Again beating analysts' forecasts, Clarus Corp. reported a 9 percent increase in revenues to $57.3 million for the fourth quarter of 2018, with no currency effects, accompanied by a 27 percent jump in adjusted net earnings to $5.9 million. The gross margin improved by three percentage points to 35.6 percent, and the adjusted Ebitda margin went up by 1.9 percentage points to 11.6 percent, thanks to cost efficiencies.
Black Diamond, the biggest brand of the group, contributed a sales increase of 8 percent, while the recently added Sierra Bullets operation contributed a higher sales increase of 14 percent. The management credited the launch of innovative products, an accelerated go-to-market strategy and the execution of the company's previously laid out growth strategy.

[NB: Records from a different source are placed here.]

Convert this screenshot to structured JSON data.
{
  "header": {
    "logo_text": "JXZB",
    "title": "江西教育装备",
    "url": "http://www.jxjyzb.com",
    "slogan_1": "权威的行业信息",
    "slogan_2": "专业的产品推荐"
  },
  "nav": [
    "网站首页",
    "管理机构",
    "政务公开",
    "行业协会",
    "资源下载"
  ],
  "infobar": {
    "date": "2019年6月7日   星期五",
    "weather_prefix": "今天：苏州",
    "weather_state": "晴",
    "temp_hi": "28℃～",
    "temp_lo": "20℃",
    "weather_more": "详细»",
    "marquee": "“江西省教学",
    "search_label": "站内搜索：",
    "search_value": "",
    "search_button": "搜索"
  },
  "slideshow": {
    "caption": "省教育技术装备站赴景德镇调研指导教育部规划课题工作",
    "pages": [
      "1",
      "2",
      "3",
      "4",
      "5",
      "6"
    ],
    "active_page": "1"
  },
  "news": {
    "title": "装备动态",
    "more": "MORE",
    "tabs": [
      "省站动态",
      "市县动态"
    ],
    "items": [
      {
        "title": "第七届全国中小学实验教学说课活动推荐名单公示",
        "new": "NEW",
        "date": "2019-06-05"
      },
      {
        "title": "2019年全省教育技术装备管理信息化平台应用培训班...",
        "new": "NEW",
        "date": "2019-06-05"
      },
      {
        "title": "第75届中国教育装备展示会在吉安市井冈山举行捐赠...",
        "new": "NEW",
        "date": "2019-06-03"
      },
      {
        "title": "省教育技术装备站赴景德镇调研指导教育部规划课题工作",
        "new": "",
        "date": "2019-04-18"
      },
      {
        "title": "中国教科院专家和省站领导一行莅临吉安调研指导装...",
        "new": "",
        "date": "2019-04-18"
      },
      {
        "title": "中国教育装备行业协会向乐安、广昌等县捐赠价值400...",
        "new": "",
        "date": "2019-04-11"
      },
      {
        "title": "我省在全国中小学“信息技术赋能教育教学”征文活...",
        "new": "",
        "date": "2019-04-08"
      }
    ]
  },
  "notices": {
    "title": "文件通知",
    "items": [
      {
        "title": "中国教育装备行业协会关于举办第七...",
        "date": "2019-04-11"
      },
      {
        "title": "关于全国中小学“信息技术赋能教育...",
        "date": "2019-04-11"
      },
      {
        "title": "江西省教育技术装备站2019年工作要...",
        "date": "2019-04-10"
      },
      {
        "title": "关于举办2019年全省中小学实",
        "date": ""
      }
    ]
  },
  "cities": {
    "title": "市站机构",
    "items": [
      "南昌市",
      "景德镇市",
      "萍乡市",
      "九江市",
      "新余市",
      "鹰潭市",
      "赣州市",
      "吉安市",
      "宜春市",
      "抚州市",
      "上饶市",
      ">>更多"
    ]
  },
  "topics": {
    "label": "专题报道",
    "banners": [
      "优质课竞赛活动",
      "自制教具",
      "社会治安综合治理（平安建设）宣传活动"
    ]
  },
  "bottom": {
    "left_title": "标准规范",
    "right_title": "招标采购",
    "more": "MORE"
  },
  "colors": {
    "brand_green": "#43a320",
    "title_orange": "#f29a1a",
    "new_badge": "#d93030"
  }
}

Strong margins for Black Diamond apparel, whose sales were up by 60 percent, helped to raise the overall gross margin. Sales of skis were flat, due to a product delay. The mountain sports segment gained 10 percent (more in the Outdoor Industry Compass).
The numbers were even better in many ways for the full financial year, at least in terms of progress. Sales went up by 24 percent to $212.1 million, with growth of 23 percent in local currencies. The gross margin rose by 3.4 percentage points to 34.9 percent, and the adjusted Ebitda margin jumped by 6.3 percentage points to 9.8. After many years of losses, the company booked net earnings of $7.3 million for 2018, compared with a loss of $700,000 the year before. On an adjusted basis, the net income basically tripled to $19.3 million from $4.7 million.
Black Diamond recorded growth in apparel, climb and mountain products. Excluding the acquisition of Sierra, which resulted in extra revenues of $35.4 million for the year, Clarus' revenues were up by 10 percent for the year.
The good results have prompted the management to initiate a quarterly dividend and a share repurchase program, while flowing more resources into an accelerated R&D and product development strategy. Black Diamond alone plans to introduce about 300 new products across all its primary categories this year.
Clarus remains on the hunt for “super-fan brands” to add to its portfolio, taking advantage of net operating loss carryforwards of around $141 million at year-end. Meanwhile, the management predicts that sales will go up by about 8 percent to $230 million this year, while adjusted Ebitda should increase by around 20 percent to $25 million.